I wouldn’t have guessed it, but it turns out there’s some controversy over whether video games are addictive. For example, one psychologist says they aren’t, another psychologist says they are.

This is a perfect example of an apples and oranges debate. It is true that compulsive video game playing both is and is not “like” an addiction. Interestingly, what is disputed is not whether or not compulsive video game playing exists, but whether or not it qualifies as an “addiction”.

By my definition, an addiction is a compulsive behavior that subverts self-interest; i.e. a person will continue to do it even when they rationally know on some level that it is not good for them in some way. Rationalizing the activity as not being addictive is one characteristic sign of addictive behavior.

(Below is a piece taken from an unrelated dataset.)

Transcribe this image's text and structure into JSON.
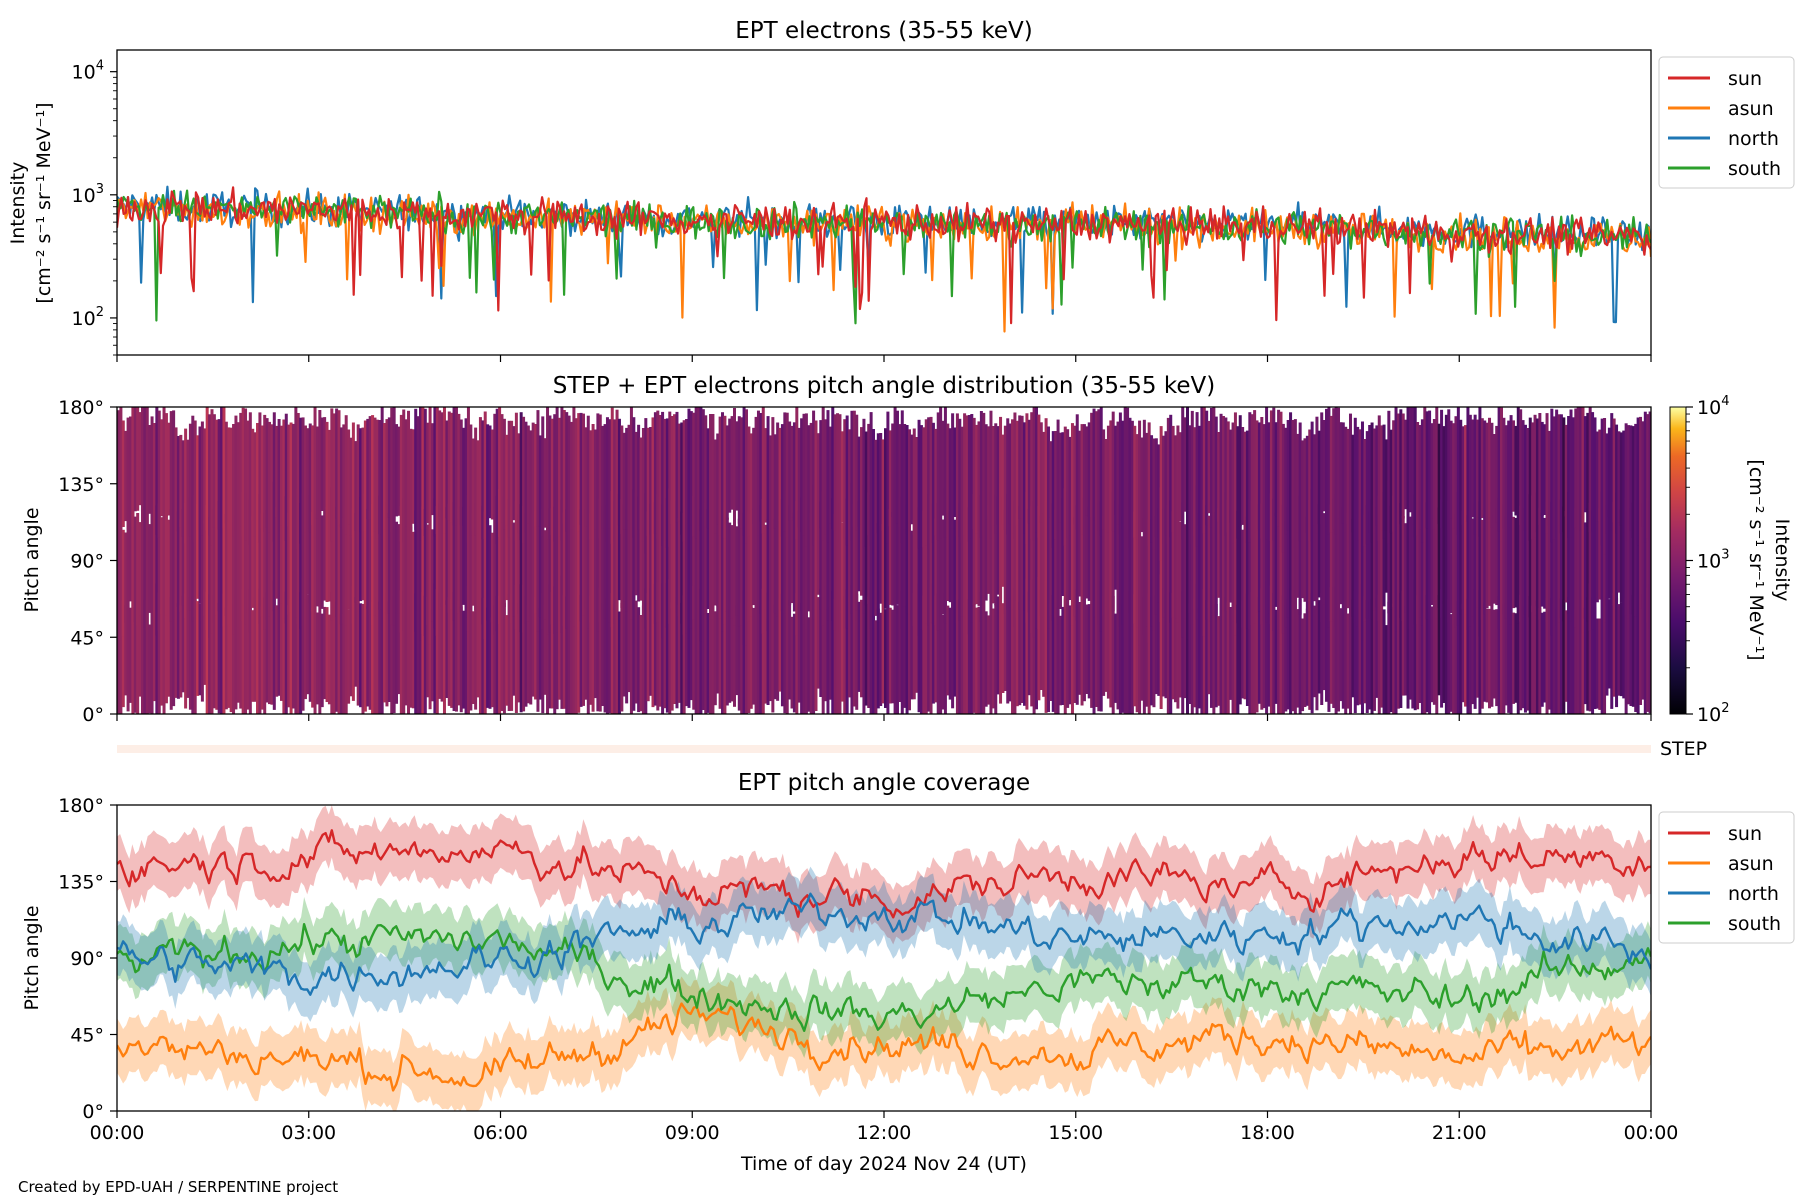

What is perhaps most illuminating is what video game producers themselves claim. Video games are the only product sold that are advertised on the basis of their addictiveness. Cigarette manufacturers claimed for decades that cigarettes were not addictive, and therefore you should buy them. Video game producers routinely use marketing copy like “Over 200 hours of addictive game play!”, telling us, in effect, that yes, their product is addictive, and that is precisely why you should buy it. For addictive substances and activities like alcohol, tobacco, gambling, and pornography usage, warnings are given about their addictive nature, whereas for video games the addictiveness is a selling point. Just like junk food is scientifically designed to stimulate compulsive eating by chemically manipulating our hunger and satiety mechanisms, video games are scientifically designed to stimulate compulsive playing by manipulating our motivation and reward mechanisms.

Therefore, anyone who wants to purport that video games are never addictive has an awful lot of rationalizing to do.